Bei den jüngsten UN-Klimagesprächen in Ägypten (COP27) diskutierten regionale Führer die Notwendigkeit, dass die Industrie selbst ihren CO2-Fußabdruck verringert, wenn die globalen Emissionsziele erreicht werden sollen. „Der Tourismussektor braucht einen Neustart“, sagte Khalida Bouzar, die Regionaldirektorin des Entwicklungsprogramms der Vereinten Nationen für die arabischen Staaten.

Aber auf andere Weise bleiben die Anpassung an den Klimawandel und der Klimaschutz im Nahen Osten ein nachträglicher Gedanke. Auch hier ist Jordans Erfahrung aufschlussreich. Die Umsetzung hängt von der knappen Unterstützung durch Geber ab. Jordaniens aktuelle nationale Tourismusstrategie erwähnt den Klimawandel nicht einmal als zentrale Herausforderung.

Tatsächlich stellt Jordanien wirtschaftliche Prioritäten vor Umweltbelange. Ein typisches Beispiel: der Plan der Regierung, den Kupferabbau im Biosphärenreservat Dana zuzulassen, dem größten Schutzgebiet des Landes und Heimat von 894 Pflanzenarten, 190 Vogelarten, 37 Säugetierarten und 36 Reptilienarten.
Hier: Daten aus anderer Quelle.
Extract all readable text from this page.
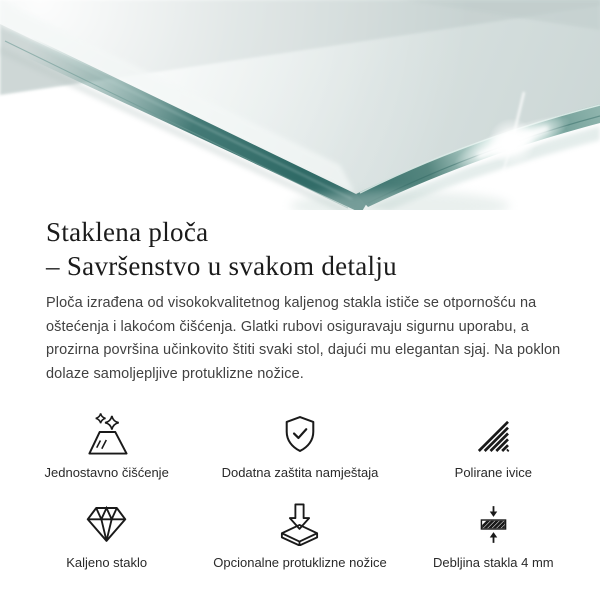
Staklena ploča
– Savršenstvo u svakom detalju

Ploča izrađena od visokokvalitetnog kaljenog stakla ističe se otpornošću na oštećenja i lakoćom čišćenja. Glatki rubovi osiguravaju sigurnu uporabu, a prozirna površina učinkovito štiti svaki stol, dajući mu elegantan sjaj. Na poklon dolaze samoljepljive protuklizne nožice.

Jednostavno čišćenje	Dodatna zaštita namještaja	Polirane ivice
Kaljeno staklo	Opcionalne protuklizne nožice	Debljina stakla 4 mm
Bisher hat der Klimawandel Touristen in der Region nicht abgeschreckt.

Die Weltmeisterschaft, die diese Woche in Katar begonnen hat, wird voraussichtlich mehr als eine Million Besucher in den kleinen, erdgasreichen Golfstaat locken. Der Tourismussektor Saudi-Arabiens wird voraussichtlich im nächsten Jahr das Niveau vor der Pandemie übertreffen, während die WTCC prognostiziert, dass der Tourismus bis 2030 jährlich um durchschnittlich 11 % wachsen wird, was ihn zum am schnellsten wachsenden Sektor im Nahen Osten macht.

Sogar Weltführer strömten nach Abschluss der COP27-Klimaverhandlungen in Sharm El Sheikh zu den Touristenattraktionen Ägyptens.

Aber bevor sich die Länder mit der Erholung des Tourismus nach Covid zu wohl fühlen, müssen die Regierungen den Zusammenhang zwischen Klimawandel und wirtschaftlichem Überleben herstellen. Der Nahe Osten hat bereits gesehen, was eine Pandemie der Tourismusbranche antun kann. Wir können es uns nicht leisten, noch einmal verbrannt zu werden.